What's more, researchers like Prof. Oliver have no reliable way of determining what's in them.
"We could analyse a packet of illegal cigarettes to find the exact chemical composition, but the problem with any illicit product is, we could not say with any degree of certainty that the next packet, batch, or brand, would be the same," he says.
"If I was going to be a bit nefarious, literally all I'd need to do is collect any old leaf and add nicotine as a raw chemical. There is a very real chance that what you're smoking isn't even from a tobacco plant."
He says cigarettes made from the wrong plant species can introduce new and unstudied risks.
This uncertainty has immeasurable consequences for public health. "Both illegal vape and cigarette products are going to be a nightmare for the epidemiologists," Prof. Oliver says.
"We know, for instance, that vapes cause a totally different profile of diseases to cigarettes. Children who vape are much more likely to get bone fractures. We could see an upsurge in breast cancer, and that wouldn't necessarily point to smoking, so this is where it becomes very difficult from a health perspective. There are signals there, but we can't connect what they're signalling to.

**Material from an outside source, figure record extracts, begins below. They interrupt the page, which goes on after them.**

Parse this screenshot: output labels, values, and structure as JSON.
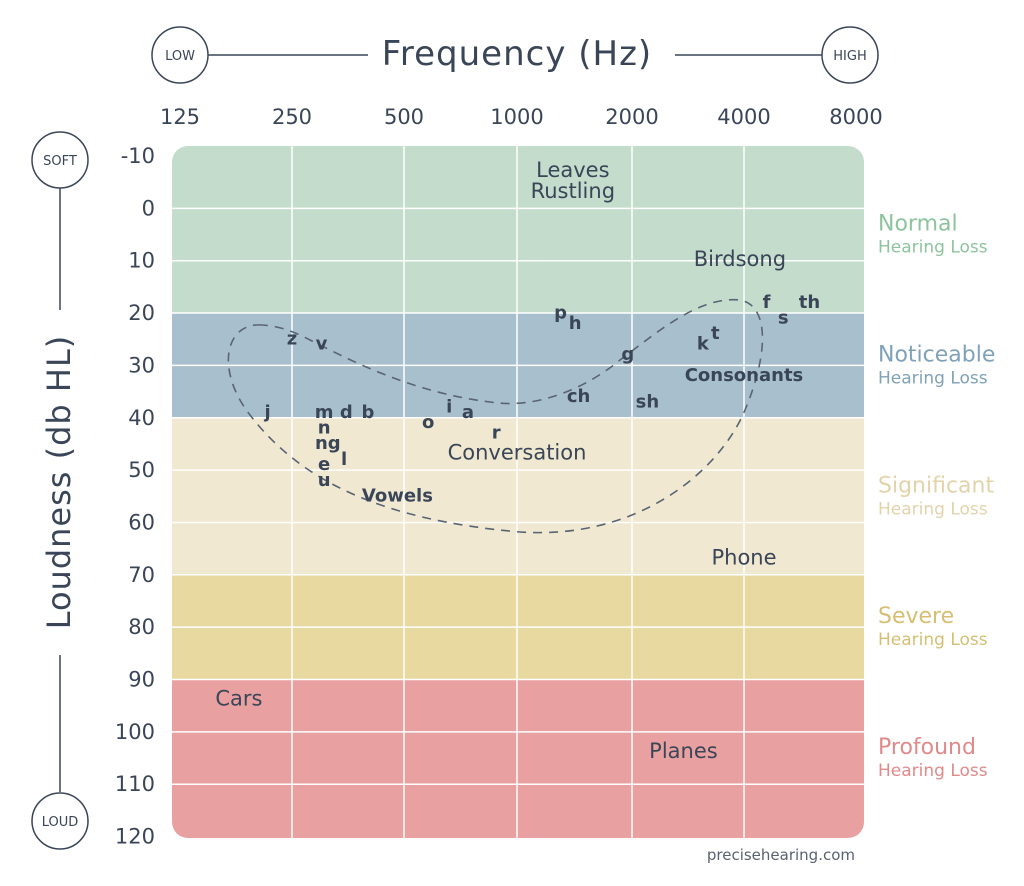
{
  "chart_data": {
    "type": "heatmap",
    "title": "Frequency (Hz)",
    "xlabel": "Frequency (Hz)",
    "ylabel": "Loudness (db HL)",
    "x_ticks": [
      "125",
      "250",
      "500",
      "1000",
      "2000",
      "4000",
      "8000"
    ],
    "x_scale": "log2",
    "xlim_hz": [
      125,
      8000
    ],
    "y_ticks": [
      -10,
      0,
      10,
      20,
      30,
      40,
      50,
      60,
      70,
      80,
      90,
      100,
      110,
      120
    ],
    "ylim": [
      -10,
      120
    ],
    "y_inverted": true,
    "grid": true,
    "x_end_labels": {
      "low": "LOW",
      "high": "HIGH"
    },
    "y_end_labels": {
      "soft": "SOFT",
      "loud": "LOUD"
    },
    "regions": [
      {
        "name": "Normal",
        "sub": "Hearing Loss",
        "from": -10,
        "to": 20,
        "color": "#c4dccb",
        "text_color": "#8ec49d"
      },
      {
        "name": "Noticeable",
        "sub": "Hearing Loss",
        "from": 20,
        "to": 40,
        "color": "#a8bfcd",
        "text_color": "#7fa2b8"
      },
      {
        "name": "Significant",
        "sub": "Hearing Loss",
        "from": 40,
        "to": 70,
        "color": "#f0e8d0",
        "text_color": "#e2d3aa"
      },
      {
        "name": "Severe",
        "sub": "Hearing Loss",
        "from": 70,
        "to": 90,
        "color": "#e8d9a0",
        "text_color": "#d6bf72"
      },
      {
        "name": "Profound",
        "sub": "Hearing Loss",
        "from": 90,
        "to": 120,
        "color": "#e8a0a0",
        "text_color": "#e08a8a"
      }
    ],
    "sound_labels": [
      {
        "text": "Leaves",
        "hz": 1400,
        "db": -6
      },
      {
        "text": "Rustling",
        "hz": 1400,
        "db": -2
      },
      {
        "text": "Birdsong",
        "hz": 3900,
        "db": 11
      },
      {
        "text": "Conversation",
        "hz": 1000,
        "db": 48
      },
      {
        "text": "Phone",
        "hz": 4000,
        "db": 68
      },
      {
        "text": "Cars",
        "hz": 180,
        "db": 95
      },
      {
        "text": "Planes",
        "hz": 2750,
        "db": 105
      },
      {
        "text": "Consonants",
        "hz": 4000,
        "db": 33
      },
      {
        "text": "Vowels",
        "hz": 480,
        "db": 56
      }
    ],
    "speech_sounds": [
      {
        "text": "f",
        "hz": 4600,
        "db": 19
      },
      {
        "text": "s",
        "hz": 5100,
        "db": 22
      },
      {
        "text": "th",
        "hz": 6000,
        "db": 19
      },
      {
        "text": "p",
        "hz": 1300,
        "db": 21
      },
      {
        "text": "h",
        "hz": 1420,
        "db": 23
      },
      {
        "text": "k",
        "hz": 3100,
        "db": 27
      },
      {
        "text": "t",
        "hz": 3350,
        "db": 25
      },
      {
        "text": "g",
        "hz": 1950,
        "db": 29
      },
      {
        "text": "z",
        "hz": 250,
        "db": 26
      },
      {
        "text": "v",
        "hz": 300,
        "db": 27
      },
      {
        "text": "ch",
        "hz": 1450,
        "db": 37
      },
      {
        "text": "sh",
        "hz": 2200,
        "db": 38
      },
      {
        "text": "j",
        "hz": 215,
        "db": 40
      },
      {
        "text": "m",
        "hz": 305,
        "db": 40
      },
      {
        "text": "d",
        "hz": 350,
        "db": 40
      },
      {
        "text": "b",
        "hz": 400,
        "db": 40
      },
      {
        "text": "o",
        "hz": 580,
        "db": 42
      },
      {
        "text": "i",
        "hz": 660,
        "db": 39
      },
      {
        "text": "a",
        "hz": 740,
        "db": 40
      },
      {
        "text": "r",
        "hz": 880,
        "db": 44
      },
      {
        "text": "n",
        "hz": 305,
        "db": 43
      },
      {
        "text": "ng",
        "hz": 312,
        "db": 46
      },
      {
        "text": "e",
        "hz": 305,
        "db": 50
      },
      {
        "text": "l",
        "hz": 345,
        "db": 49
      },
      {
        "text": "u",
        "hz": 305,
        "db": 53
      }
    ]
  },
  "source": "precisehearing.com"
}
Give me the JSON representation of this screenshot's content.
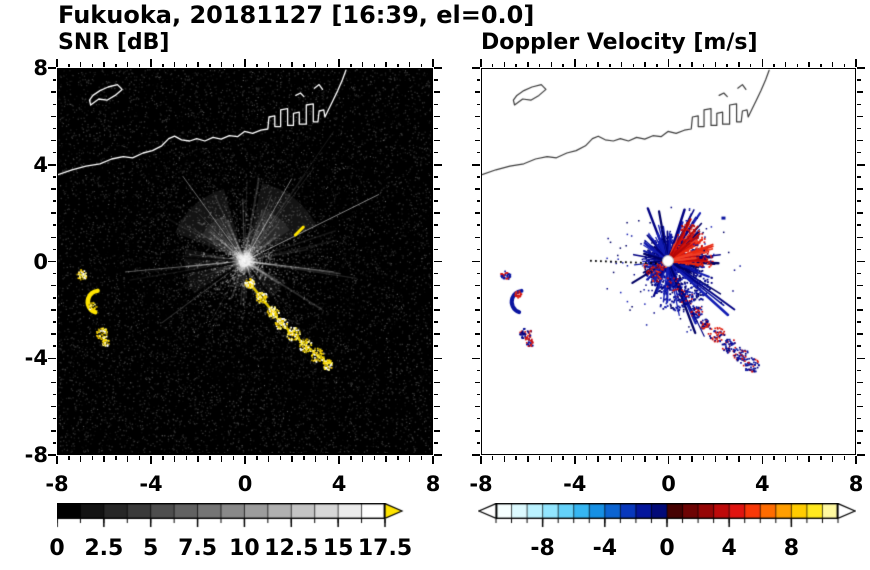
{
  "title": "Fukuoka, 20181127 [16:39, el=0.0]",
  "panels": {
    "snr": {
      "label": "SNR [dB]"
    },
    "doppler": {
      "label": "Doppler Velocity [m/s]"
    }
  },
  "chart_data": {
    "type": "heatmap",
    "description": "Two radar PPI panels for Fukuoka 2018-11-27 16:39, elevation 0.0 deg: left panel signal-to-noise ratio, right panel Doppler velocity, both on a 16x16 km domain centered on the radar",
    "axes": {
      "xlim": [
        -8,
        8
      ],
      "ylim": [
        -8,
        8
      ],
      "x_major_ticks": [
        -8,
        -4,
        0,
        4,
        8
      ],
      "y_major_ticks": [
        8,
        4,
        0,
        -4,
        -8
      ],
      "x_tick_labels": [
        "-8",
        "-4",
        "0",
        "4",
        "8"
      ],
      "y_tick_labels": [
        "8",
        "4",
        "0",
        "-4",
        "-8"
      ],
      "minor_tick_step": 0.5,
      "grid": false
    },
    "panels": [
      {
        "id": "snr",
        "title": "SNR [dB]",
        "background": "#000000",
        "coast_color": "#ffffff",
        "echo_color": "#ffe400",
        "colorbar": {
          "min": 0,
          "max": 17.5,
          "labels": [
            "0",
            "2.5",
            "5",
            "7.5",
            "10",
            "12.5",
            "15",
            "17.5"
          ],
          "label_values": [
            0,
            2.5,
            5,
            7.5,
            10,
            12.5,
            15,
            17.5
          ],
          "colors": [
            "#000000",
            "#131313",
            "#272727",
            "#3a3a3a",
            "#4e4e4e",
            "#626262",
            "#757575",
            "#898989",
            "#9c9c9c",
            "#b0b0b0",
            "#c4c4c4",
            "#d7d7d7",
            "#ebebeb",
            "#ffffff"
          ],
          "over_arrow": "#ffe400",
          "under_arrow": null
        },
        "features": {
          "radar_center": [
            0,
            0
          ],
          "ground_clutter_fan": {
            "center": [
              0,
              0
            ],
            "radius_km": 3.5
          },
          "strong_echo_arcs_west": [
            [
              -7.0,
              -0.55
            ],
            [
              -6.55,
              -1.7
            ],
            [
              -6.15,
              -3.0
            ]
          ],
          "strong_echo_chain_southeast": [
            [
              0.2,
              -0.9
            ],
            [
              0.7,
              -1.5
            ],
            [
              1.2,
              -2.1
            ],
            [
              1.55,
              -2.6
            ],
            [
              2.05,
              -3.0
            ],
            [
              2.6,
              -3.5
            ],
            [
              3.1,
              -3.9
            ],
            [
              3.55,
              -4.3
            ]
          ],
          "small_echo_northeast": [
            2.35,
            1.25
          ]
        }
      },
      {
        "id": "doppler",
        "title": "Doppler Velocity [m/s]",
        "background": "#ffffff",
        "coast_color": "#3c3c3c",
        "colorbar": {
          "min": -11,
          "max": 11,
          "labels": [
            "-8",
            "-4",
            "0",
            "4",
            "8"
          ],
          "label_values": [
            -8,
            -4,
            0,
            4,
            8
          ],
          "colors": [
            "#f6ffff",
            "#dcfaff",
            "#baf2ff",
            "#92e6ff",
            "#64d2fa",
            "#36b6f2",
            "#1690e4",
            "#0c64d2",
            "#0838bc",
            "#04169c",
            "#020a78",
            "#460202",
            "#6e0404",
            "#960606",
            "#be0a0a",
            "#e01410",
            "#f83808",
            "#ff6c00",
            "#ff9e00",
            "#ffcc00",
            "#ffe81e",
            "#fff9a0"
          ],
          "over_arrow": "#ffffff",
          "under_arrow": "#ffffff"
        },
        "features": {
          "radar_center": [
            0,
            0
          ],
          "negative_velocity_color": "#0a14a0",
          "positive_velocity_color": "#d81410",
          "blue_starburst": {
            "center": [
              0,
              0
            ],
            "radius_km": 2.2,
            "note": "spiky negative-velocity mass, strongest toward SE and N"
          },
          "red_wedge": {
            "azimuth_deg": [
              0,
              75
            ],
            "radius_km": 1.6
          },
          "echo_arcs_west": [
            [
              -7.0,
              -0.55
            ],
            [
              -6.55,
              -1.7
            ],
            [
              -6.15,
              -3.0
            ]
          ],
          "echo_chain_southeast": [
            [
              0.2,
              -0.9
            ],
            [
              0.7,
              -1.5
            ],
            [
              1.2,
              -2.1
            ],
            [
              1.55,
              -2.6
            ],
            [
              2.05,
              -3.0
            ],
            [
              2.6,
              -3.5
            ],
            [
              3.1,
              -3.9
            ],
            [
              3.55,
              -4.3
            ]
          ]
        }
      }
    ],
    "geography": {
      "coastline": [
        [
          -8,
          3.6
        ],
        [
          -7.4,
          3.8
        ],
        [
          -6.8,
          3.95
        ],
        [
          -6.2,
          4.05
        ],
        [
          -5.7,
          4.25
        ],
        [
          -5.2,
          4.35
        ],
        [
          -4.8,
          4.3
        ],
        [
          -4.35,
          4.5
        ],
        [
          -3.95,
          4.6
        ],
        [
          -3.55,
          4.8
        ],
        [
          -3.25,
          5.1
        ],
        [
          -3.0,
          5.2
        ],
        [
          -2.7,
          5.05
        ],
        [
          -2.35,
          5.0
        ],
        [
          -2.05,
          5.1
        ],
        [
          -1.7,
          5.0
        ],
        [
          -1.35,
          5.15
        ],
        [
          -1.0,
          5.08
        ],
        [
          -0.65,
          5.22
        ],
        [
          -0.3,
          5.18
        ],
        [
          0.0,
          5.4
        ],
        [
          0.35,
          5.32
        ],
        [
          0.7,
          5.45
        ],
        [
          1.0,
          5.5
        ],
        [
          1.05,
          6.0
        ],
        [
          1.3,
          6.05
        ],
        [
          1.3,
          5.6
        ],
        [
          1.55,
          5.6
        ],
        [
          1.55,
          6.3
        ],
        [
          1.85,
          6.35
        ],
        [
          1.85,
          5.65
        ],
        [
          2.1,
          5.65
        ],
        [
          2.1,
          6.15
        ],
        [
          2.35,
          6.2
        ],
        [
          2.35,
          5.7
        ],
        [
          2.65,
          5.7
        ],
        [
          2.65,
          6.5
        ],
        [
          2.95,
          6.55
        ],
        [
          2.95,
          5.8
        ],
        [
          3.15,
          5.8
        ],
        [
          3.2,
          6.25
        ],
        [
          3.4,
          6.3
        ],
        [
          3.45,
          6.0
        ],
        [
          3.6,
          6.3
        ],
        [
          3.8,
          6.7
        ],
        [
          4.0,
          7.1
        ],
        [
          4.2,
          7.55
        ],
        [
          4.35,
          7.95
        ]
      ],
      "island": [
        [
          -6.6,
          6.5
        ],
        [
          -6.25,
          6.75
        ],
        [
          -5.9,
          6.7
        ],
        [
          -5.55,
          6.9
        ],
        [
          -5.25,
          7.15
        ],
        [
          -5.45,
          7.35
        ],
        [
          -5.85,
          7.25
        ],
        [
          -6.2,
          7.1
        ],
        [
          -6.5,
          6.9
        ],
        [
          -6.65,
          6.7
        ]
      ],
      "islets": [
        [
          [
            2.2,
            6.9
          ],
          [
            2.4,
            7.0
          ],
          [
            2.55,
            6.85
          ]
        ],
        [
          [
            3.0,
            7.2
          ],
          [
            3.2,
            7.35
          ],
          [
            3.35,
            7.15
          ]
        ]
      ]
    }
  }
}
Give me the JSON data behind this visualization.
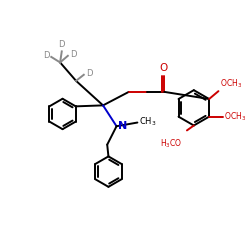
{
  "bg_color": "#ffffff",
  "bond_color": "#000000",
  "nitrogen_color": "#0000cc",
  "oxygen_color": "#cc0000",
  "deuterium_color": "#888888",
  "figsize": [
    2.5,
    2.5
  ],
  "dpi": 100,
  "xlim": [
    0,
    10
  ],
  "ylim": [
    0,
    10
  ]
}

"My best educated guess is the risks involved with smoking illegal cigarettes are somewhere between two and ten-fold."
Matthew Peters, Professor of Respiratory Medicine at Macquarie Medical School, says a bigger concern is that Australian smoking rates are rebounding — with a new generation of smokers developing deadly habits.
"Every cigarette and vaping product is toxic," he warns. "The emergence of illicit tobacco is countering so many of the effective strategies Australia has used to reduce smoking, which include price, plain packaging, and aversive pack warnings.
"Whatever negative views you might hold about Big Tobacco, they have reputational pressures to ensure that the limited number of banned constituents are not on their Australian products.
"There is no control over what's in illicit tobacco. Absolutely none. We don't know what's in it, we don't know if it's any worse, but I think legal cigarettes are bad enough."